Gabi Zimmer, qui préside le groupe de gauche GUE/NGL, dénonce la volonté de la Commission de s'arroger le droit que ses fonctionnaires et des comptables prennent des décisions politiques et décident par eux-mêmes si une législation démocratiquement votée est oui ou non efficace dans le cadre du marché unique, et "non les représentants démocratiquement élus de l'UE". Et de critiquer la possibilité que par exemple la directive sur le congé de maternité puisse être retirée du rôle législatif. L'expérience montre selon elle que les experts indépendants sont "plus experts en matière de coûts pour les entreprises qu'en matière de bénéfices pour la société toute entière". La politique de la Commission en faveur des PME risque de miner la santé et la sécurité au travail des salariés de ce secteur, craint-elle.
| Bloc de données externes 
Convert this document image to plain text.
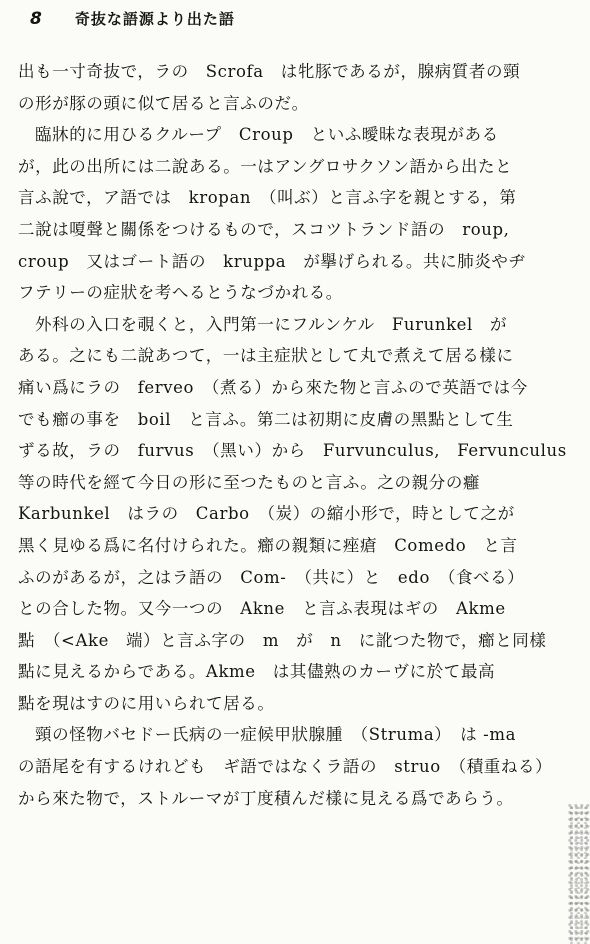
8 奇抜な語源より出た語
出も一寸奇抜で，ラの　Scrofa　は牝豚であるが，腺病質者の頸
の形が豚の頭に似て居ると言ふのだ。
臨牀的に用ひるクループ　Croup　といふ曖昧な表現がある
が，此の出所には二說ある。一はアングロサクソン語から出たと
言ふ說で，ア語では　kropan　（叫ぶ）と言ふ字を親とする，第
二說は嗄聲と關係をつけるもので，スコツトランド語の　roup,
croup　又はゴート語の　kruppa　が擧げられる。共に肺炎やヂ
フテリーの症狀を考へるとうなづかれる。
外科の入口を覗くと，入門第一にフルンケル　Furunkel　が
ある。之にも二說あつて，一は主症狀として丸で煮えて居る樣に
痛い爲にラの　ferveo　（煮る）から來た物と言ふので英語では今
でも癤の事を　boil　と言ふ。第二は初期に皮膚の黑點として生
ずる故，ラの　furvus　（黑い）から　Furvunculus,　Fervunculus
等の時代を經て今日の形に至つたものと言ふ。之の親分の癰
Karbunkel　はラの　Carbo　（炭）の縮小形で，時として之が
黑く見ゆる爲に名付けられた。癤の親類に痤瘡　Comedo　と言
ふのがあるが，之はラ語の　Com-　（共に）と　edo　（食べる）
との合した物。又今一つの　Akne　と言ふ表現はギの　Akme
點　（<Ake　端）と言ふ字の　m　が　n　に訛つた物で，癤と同樣
點に見えるからである。Akme　は其儘熟のカーヴに於て最高
點を現はすのに用いられて居る。
頸の怪物バセドー氏病の一症候甲狀腺腫　（Struma）　は -ma
の語尾を有するけれども　ギ語ではなくラ語の　struo　（積重ねる）
から來た物で，ストルーマが丁度積んだ樣に見える爲であらう。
Quant aux Verts européens, ils estiment que le "programme pour une meilleure réglementation" de la Commission est "une manière de faire passer un agenda néolibéral sous prétexte de réduction de la bureaucratie". Le co-président du groupe des Verts/ALE, le Belge Philippe Lamberts, craint "un contrôle majeur du processus législatif, une diminution de la réglementation" et une augmentation de la bureaucratie en raison de "la multiplication des évaluations d'impact à tous les niveaux du processus législatif". Ces évaluations seraient bienvenues si elles prenaient davantage en compte les considérations sociales et environnementales, a- t-il estimé, critiquant la Commission pour son approche "strictement quantitative d'évaluation des coûts". Pour l'eurodéputé luxembourgeois Claude Turmes, "le paquet de mesures de la Commission Juncker est totalement inacceptable, car il renforce l'influence des lobbies de l'industrie et des secteurs économiques et restreignent les droits des parlementaires nationaux et européens" en donnant plus de pouvoirs aux premiers d'intervenir dans le processus législatif. Pour Claude Turmes, "l'actuel président de la Commission Jean-Claude Juncker se révèle ainsi encore plus néolibéral que son prédécesseur José Manuel Barroso". Les changements prônés par la Commission alièneront selon lui encore plus les citoyens aux processus de décision de l'UE.